Free Cash Flow Calculator
Calculate Free Cash Flow (FCF) from operating cash flow minus capital expenditures.
Find FCF per share, FCF yield, and understand why Warren Buffett calls it 'owner earnings'.
Free Cash Flow Formula
Free Cash Flow (FCF) is the cash a business generates after paying for the capital investments needed to maintain and grow the business.
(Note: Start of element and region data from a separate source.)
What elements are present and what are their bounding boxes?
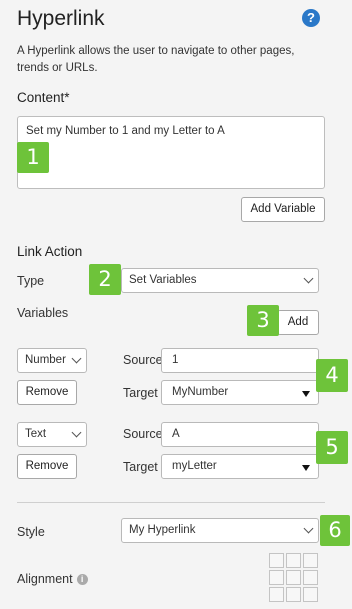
source-input[interactable]: A [161, 422, 319, 447]
alignment-label-text: Alignment [17, 572, 73, 586]
callout-badge-2: 2 [89, 264, 121, 295]
align-middle-left[interactable] [269, 570, 284, 585]
align-bottom-right[interactable] [303, 587, 318, 602]
callout-badge-3: 3 [247, 305, 279, 336]
add-button[interactable]: Add [277, 310, 319, 335]
chevron-down-icon [303, 523, 314, 534]
alignment-grid [269, 553, 319, 603]
variable-kind-select[interactable]: Text [17, 422, 87, 447]
dropdown-arrow-icon [302, 391, 310, 397]
align-bottom-left[interactable] [269, 587, 284, 602]
dropdown-arrow-icon [302, 465, 310, 471]
chevron-down-icon [303, 273, 314, 284]
source-label: Source [123, 353, 163, 367]
source-input[interactable]: 1 [161, 348, 319, 373]
target-value: myLetter [172, 460, 217, 472]
panel-title: Hyperlink [17, 7, 105, 30]
section-divider [17, 502, 325, 503]
link-action-label: Link Action [17, 244, 83, 259]
add-variable-button[interactable]: Add Variable [241, 197, 325, 222]
align-top-center[interactable] [286, 553, 301, 568]
style-select[interactable]: My Hyperlink [121, 518, 319, 543]
variable-kind-select[interactable]: Number [17, 348, 87, 373]
panel-description: A Hyperlink allows the user to navigate … [17, 45, 295, 74]
content-label: Content* [17, 90, 70, 105]
type-select-value: Set Variables [129, 274, 197, 286]
align-top-left[interactable] [269, 553, 284, 568]
callout-badge-1: 1 [17, 142, 49, 173]
style-select-value: My Hyperlink [129, 524, 196, 536]
chevron-down-icon [71, 427, 82, 438]
target-label: Target [123, 386, 158, 400]
source-value: A [172, 428, 180, 440]
source-value: 1 [172, 354, 179, 366]
callout-badge-4: 4 [316, 359, 348, 392]
content-textarea[interactable]: Set my Number to 1 and my Letter to A [17, 116, 325, 189]
source-label: Source [123, 427, 163, 441]
callout-badge-5: 5 [316, 431, 348, 464]
help-icon[interactable]: ? [302, 9, 320, 27]
target-value: MyNumber [172, 386, 229, 398]
variables-label: Variables [17, 306, 69, 320]
remove-button[interactable]: Remove [17, 454, 77, 479]
target-label: Target [123, 460, 158, 474]
target-select[interactable]: MyNumber [161, 380, 319, 405]
variable-kind-value: Text [25, 428, 47, 440]
target-select[interactable]: myLetter [161, 454, 319, 479]
align-middle-right[interactable] [303, 570, 318, 585]
type-label: Type [17, 274, 45, 288]
content-value: Set my Number to 1 and my Letter to A [26, 125, 225, 137]
align-middle-center[interactable] [286, 570, 301, 585]
variable-kind-value: Number [25, 354, 66, 366]
chevron-down-icon [71, 353, 82, 364]
type-select[interactable]: Set Variables [121, 268, 319, 293]
align-top-right[interactable] [303, 553, 318, 568]
info-icon[interactable]: i [76, 574, 88, 585]
remove-button[interactable]: Remove [17, 380, 77, 405]
style-label: Style [17, 525, 45, 539]
alignment-label: Alignment i [17, 572, 88, 586]
callout-badge-6: 6 [320, 515, 350, 546]
align-bottom-center[interactable] [286, 587, 301, 602]
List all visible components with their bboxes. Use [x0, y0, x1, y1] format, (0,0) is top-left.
It is the money truly “free” to be returned to investors.
Method 1 — Direct (most common):
FCF = Operating Cash Flow − Capital Expenditures (CapEx)
Method 2 — From Net Income:
FCF = Net Income + Depreciation & Amortization − Changes in Working Capital − CapEx
Both methods produce the same result when the numbers are consistent.
Why FCF Matters More Than Earnings
Warren Buffett famously calls FCF “owner earnings” — the cash that actually belongs to shareholders. Reported earnings (EPS) can be manipulated through accounting choices: changing depreciation methods, capitalizing expenses, adjusting reserves. Cash is harder to fake.
A company with high reported earnings but negative FCF is a red flag — it may be earning paper profits while burning through cash. A company with modest earnings but strong FCF is often undervalued.
FCF Per Share
FCF Per Share = FCF ÷ Shares Outstanding
This is directly comparable to Earnings Per Share (EPS) but much harder to manipulate.
FCF Yield
FCF Yield = FCF ÷ Market Capitalization × 100
FCF Yield tells you how much free cash flow you receive for every dollar invested in the company’s stock.
FCF Yield Interpretation
| FCF Yield | Interpretation |
|---|---|
| < 2% | Expensive — little return for the price paid |
| 2–4% | Fairly valued in most market conditions |
| 5–8% | Potentially undervalued — attractive entry |
| > 8% | Very cheap — or the market sees a risk you don’t |
| Negative | Company spending more than it generates — burning cash |
FCF vs Earnings Comparison
| Metric | Based On | Manipulation Risk |
|---|---|---|
| Net Income (EPS) | Accrual accounting | High |
| EBITDA | Earnings + add-backs | Medium |
| Operating Cash Flow | Actual cash | Low |
| Free Cash Flow | Cash minus investment | Very Low |
Worked Example
A technology company reports:
- Operating Cash Flow: $450 million
- Capital Expenditures: $85 million
- Shares Outstanding: 200 million
- Market Cap: $8 billion
- FCF = $450M − $85M = $365 million
- FCF Per Share = $365M ÷ 200M = $1.83/share
- FCF Yield = $365M ÷ $8,000M × 100 = 4.56% (fairly valued)
Pro Tips
- Compare FCF growth year-over-year — accelerating FCF is a strong bullish signal.
- Companies in heavy growth phases (Amazon in early years) often have low or negative FCF intentionally while investing for future returns.
- FCF margin = FCF ÷ Revenue. Best-in-class software companies achieve 25–40% FCF margins.
- Always verify CapEx is “maintenance CapEx” plus “growth CapEx” — management sometimes underspends on maintenance to inflate FCF temporarily.